I am calibrating a logistic regression for a survey data which comes from a binary stated choice experiment. The stated choice experiment was an unlabeled one, which means that all the variables describing the two alternatives are generic (time and cost, basically), and, most importantly, there should be no alternative specific constant in the model specification, since the alternatives names (A or B) don't have any meaning.

So, I am using GLM in R to calibrate the model, having included -1 in the terms (response ~ terms) to force the model to be without the intercept. Then I use the deviance and the null.deviance reported by the GLM object to calculate the pseudo R2 (1 - deviance/null.deviance).

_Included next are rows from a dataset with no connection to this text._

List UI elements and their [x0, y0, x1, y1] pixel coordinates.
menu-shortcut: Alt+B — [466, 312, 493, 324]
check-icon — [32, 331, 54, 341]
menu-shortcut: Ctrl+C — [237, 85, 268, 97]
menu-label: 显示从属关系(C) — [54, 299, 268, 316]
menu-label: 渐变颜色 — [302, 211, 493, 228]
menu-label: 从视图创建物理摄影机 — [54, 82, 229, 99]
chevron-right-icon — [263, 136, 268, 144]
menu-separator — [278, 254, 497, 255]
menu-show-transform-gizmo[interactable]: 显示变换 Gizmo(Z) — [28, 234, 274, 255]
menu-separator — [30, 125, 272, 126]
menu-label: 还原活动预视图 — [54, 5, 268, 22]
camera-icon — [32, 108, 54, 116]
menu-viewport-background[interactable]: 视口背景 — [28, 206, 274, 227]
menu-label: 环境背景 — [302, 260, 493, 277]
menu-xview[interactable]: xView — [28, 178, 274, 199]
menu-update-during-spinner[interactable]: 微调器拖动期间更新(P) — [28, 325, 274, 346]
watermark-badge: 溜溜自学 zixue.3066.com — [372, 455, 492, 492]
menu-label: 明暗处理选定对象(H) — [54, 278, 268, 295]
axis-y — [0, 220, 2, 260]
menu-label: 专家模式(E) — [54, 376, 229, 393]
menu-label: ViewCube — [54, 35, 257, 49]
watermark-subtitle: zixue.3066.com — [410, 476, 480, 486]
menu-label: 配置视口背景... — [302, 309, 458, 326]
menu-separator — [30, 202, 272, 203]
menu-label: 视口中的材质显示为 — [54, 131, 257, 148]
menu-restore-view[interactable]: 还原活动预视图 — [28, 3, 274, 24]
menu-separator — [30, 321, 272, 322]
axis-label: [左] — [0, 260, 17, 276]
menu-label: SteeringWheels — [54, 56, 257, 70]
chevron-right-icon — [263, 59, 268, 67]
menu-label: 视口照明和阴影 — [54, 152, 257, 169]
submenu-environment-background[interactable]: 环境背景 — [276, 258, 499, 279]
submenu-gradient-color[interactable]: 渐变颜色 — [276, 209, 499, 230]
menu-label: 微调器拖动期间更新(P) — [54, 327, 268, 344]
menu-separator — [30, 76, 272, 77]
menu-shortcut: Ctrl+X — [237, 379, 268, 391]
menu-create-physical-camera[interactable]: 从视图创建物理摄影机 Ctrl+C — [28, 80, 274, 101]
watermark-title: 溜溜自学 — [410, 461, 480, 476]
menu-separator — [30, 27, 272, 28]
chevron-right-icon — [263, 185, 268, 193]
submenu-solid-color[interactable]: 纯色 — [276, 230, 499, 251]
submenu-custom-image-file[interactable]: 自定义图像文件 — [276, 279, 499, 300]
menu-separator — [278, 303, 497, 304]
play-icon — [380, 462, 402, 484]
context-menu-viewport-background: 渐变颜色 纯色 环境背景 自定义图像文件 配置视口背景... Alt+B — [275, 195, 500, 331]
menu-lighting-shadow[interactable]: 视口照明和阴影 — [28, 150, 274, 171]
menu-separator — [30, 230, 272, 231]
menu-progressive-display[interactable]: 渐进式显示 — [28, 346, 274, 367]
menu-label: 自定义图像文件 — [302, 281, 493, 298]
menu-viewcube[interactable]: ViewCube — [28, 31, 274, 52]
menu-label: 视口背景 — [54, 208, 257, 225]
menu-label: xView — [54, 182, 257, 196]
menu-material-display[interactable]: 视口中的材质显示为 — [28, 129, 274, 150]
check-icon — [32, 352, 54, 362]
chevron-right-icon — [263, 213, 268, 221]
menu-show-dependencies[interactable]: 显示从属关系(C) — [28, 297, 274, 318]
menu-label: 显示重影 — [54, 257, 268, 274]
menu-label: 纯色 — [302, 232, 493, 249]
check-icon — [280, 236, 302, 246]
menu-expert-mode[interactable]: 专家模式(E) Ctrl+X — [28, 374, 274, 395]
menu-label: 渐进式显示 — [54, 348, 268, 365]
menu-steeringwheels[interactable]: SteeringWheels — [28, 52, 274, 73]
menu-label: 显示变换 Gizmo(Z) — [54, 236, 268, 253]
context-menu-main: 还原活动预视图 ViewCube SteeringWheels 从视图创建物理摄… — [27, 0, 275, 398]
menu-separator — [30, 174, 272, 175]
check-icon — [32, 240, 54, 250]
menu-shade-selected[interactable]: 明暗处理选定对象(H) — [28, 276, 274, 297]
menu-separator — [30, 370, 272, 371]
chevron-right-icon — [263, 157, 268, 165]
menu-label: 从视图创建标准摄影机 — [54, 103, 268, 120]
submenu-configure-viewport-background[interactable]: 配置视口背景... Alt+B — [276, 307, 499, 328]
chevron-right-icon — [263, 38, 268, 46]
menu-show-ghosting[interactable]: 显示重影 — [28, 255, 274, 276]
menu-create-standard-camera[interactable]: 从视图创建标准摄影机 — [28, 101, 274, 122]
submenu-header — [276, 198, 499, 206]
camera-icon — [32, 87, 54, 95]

I noticed that the model without intercept was resulting in a much higher $$R^2$$ than the same model with the intercept. This seems to happen because the null.deviance reported by GLM is different in the model without intercept.

So I was wondering:

1- How does GLM calculate the null deviance in the model without intercept? I mean, what is the "null model" in this case, since it doesn't seem to be the model with only a constant term?

2- Is it right to calculate the $$R^2$$ using the null.deviance reported by the GLM object in this case or should I fit a model with only a constant term in another GLM object, get its deviance and use it as the null deviance to be compared to the deviance of the model I am calibrating?

Since now, thank you very much to anyone who can help my with this doubt!